We are all in the business of making memories for life. Whether we like, realize or are intentional about it, we are making memories.We are imprinting pictures in our minds and the minds of the people we are constantly interacting with.
We spend so much time interacting because we are social beings. As a matter of fact, if we are alive, we are interacting! However, if we are intentional enough, we can make our interactions a memory that evokes fondness, love, a smile or a warm feeling. All it takes is to think of the other person and serve.
3 Do nothing from selfish ambition or conceit, but in humility count others more significant than yourselves. 4 Let each of you look not only to his own interests, but also to the interests of others.
Keeping this in mind and to let go off petite differences, love freely, to laugh heartily, to give freely, to to enjoy the moment, to let go of offences, to look at the moment and not how perfect the moment should be.To value the people in front of us more than the perfect image that we are trying to achieve.
Often times, we are so obsessed with the perfect that we forget to enjoy the messy present and the process.

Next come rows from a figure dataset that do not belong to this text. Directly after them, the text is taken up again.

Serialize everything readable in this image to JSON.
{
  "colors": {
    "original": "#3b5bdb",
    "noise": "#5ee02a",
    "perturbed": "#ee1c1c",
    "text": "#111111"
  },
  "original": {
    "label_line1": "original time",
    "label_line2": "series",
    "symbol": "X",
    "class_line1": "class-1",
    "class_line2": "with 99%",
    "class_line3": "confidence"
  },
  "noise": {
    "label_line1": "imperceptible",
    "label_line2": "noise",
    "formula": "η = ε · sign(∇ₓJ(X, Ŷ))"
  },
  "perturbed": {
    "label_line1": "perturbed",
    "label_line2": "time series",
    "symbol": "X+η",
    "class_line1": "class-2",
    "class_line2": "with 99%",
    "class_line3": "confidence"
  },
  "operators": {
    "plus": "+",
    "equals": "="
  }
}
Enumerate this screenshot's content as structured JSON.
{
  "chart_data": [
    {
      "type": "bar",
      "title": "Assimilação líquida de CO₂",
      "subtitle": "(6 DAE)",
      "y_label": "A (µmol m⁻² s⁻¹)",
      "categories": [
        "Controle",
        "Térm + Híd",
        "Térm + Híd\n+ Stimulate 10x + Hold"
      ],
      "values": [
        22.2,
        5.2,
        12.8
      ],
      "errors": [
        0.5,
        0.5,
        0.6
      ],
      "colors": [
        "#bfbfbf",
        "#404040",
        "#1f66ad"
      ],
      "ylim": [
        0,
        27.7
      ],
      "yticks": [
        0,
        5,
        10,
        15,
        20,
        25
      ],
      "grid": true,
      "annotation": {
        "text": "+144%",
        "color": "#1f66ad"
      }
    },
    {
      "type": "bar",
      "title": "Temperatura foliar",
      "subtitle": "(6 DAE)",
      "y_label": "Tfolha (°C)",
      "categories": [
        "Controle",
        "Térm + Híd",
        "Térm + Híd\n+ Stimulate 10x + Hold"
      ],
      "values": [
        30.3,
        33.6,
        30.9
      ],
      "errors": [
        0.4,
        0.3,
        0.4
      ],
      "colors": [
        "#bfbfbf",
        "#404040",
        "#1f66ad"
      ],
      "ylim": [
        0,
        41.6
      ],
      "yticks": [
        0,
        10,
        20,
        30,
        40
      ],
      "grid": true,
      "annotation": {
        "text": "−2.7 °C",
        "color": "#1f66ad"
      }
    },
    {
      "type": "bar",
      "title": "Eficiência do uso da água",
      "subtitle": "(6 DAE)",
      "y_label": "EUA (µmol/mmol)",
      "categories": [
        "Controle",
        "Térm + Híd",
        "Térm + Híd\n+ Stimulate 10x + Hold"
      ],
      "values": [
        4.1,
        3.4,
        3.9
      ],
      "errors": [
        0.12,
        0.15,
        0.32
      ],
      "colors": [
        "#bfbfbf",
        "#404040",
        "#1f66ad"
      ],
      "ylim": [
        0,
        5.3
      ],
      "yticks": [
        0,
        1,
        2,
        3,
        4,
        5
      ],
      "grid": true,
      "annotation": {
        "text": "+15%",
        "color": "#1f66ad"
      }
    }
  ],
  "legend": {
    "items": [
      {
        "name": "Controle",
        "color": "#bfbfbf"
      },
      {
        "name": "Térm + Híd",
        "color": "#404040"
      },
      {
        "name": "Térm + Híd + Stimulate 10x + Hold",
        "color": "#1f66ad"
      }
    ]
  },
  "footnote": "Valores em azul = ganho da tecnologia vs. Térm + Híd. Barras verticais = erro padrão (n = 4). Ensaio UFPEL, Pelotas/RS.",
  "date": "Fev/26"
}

It is not the perfect cake, the perfect card perfect, the perfect cookie that will make a good memory but the process of how we make them and the person we are making it with.
Imagine making a cake with your child. Its a messy deal. Its more work for parent to work with a child than to work alone. The spills, the messy kitchen counter, the unplanned accidents are all a part of it. We often encounter this because the child is small, immature and requires to be trained. Training is hard work and it takes time and effort. However, if the parent is constantly going to be bothered by the mess then there is not going to be any learning or joy; only irritation and dejection. As a result we have created a sour memory when the original intention was to create a fun and rich experience.
The strive for perfection overshadows the joy of being with the person right in front of us.
The person in front of us matter more than our image of that perfect time that we have planned.
It is high time we let go of these perfect memories that we are trying to create and try and enjoy the person, who is right in front of us. Let us laugh more, complain less; Hug more, criticize less; Forgive more and compare less. May we make a difference one memory at a time!
Though it is easier said than done, let us try hard and make a difference!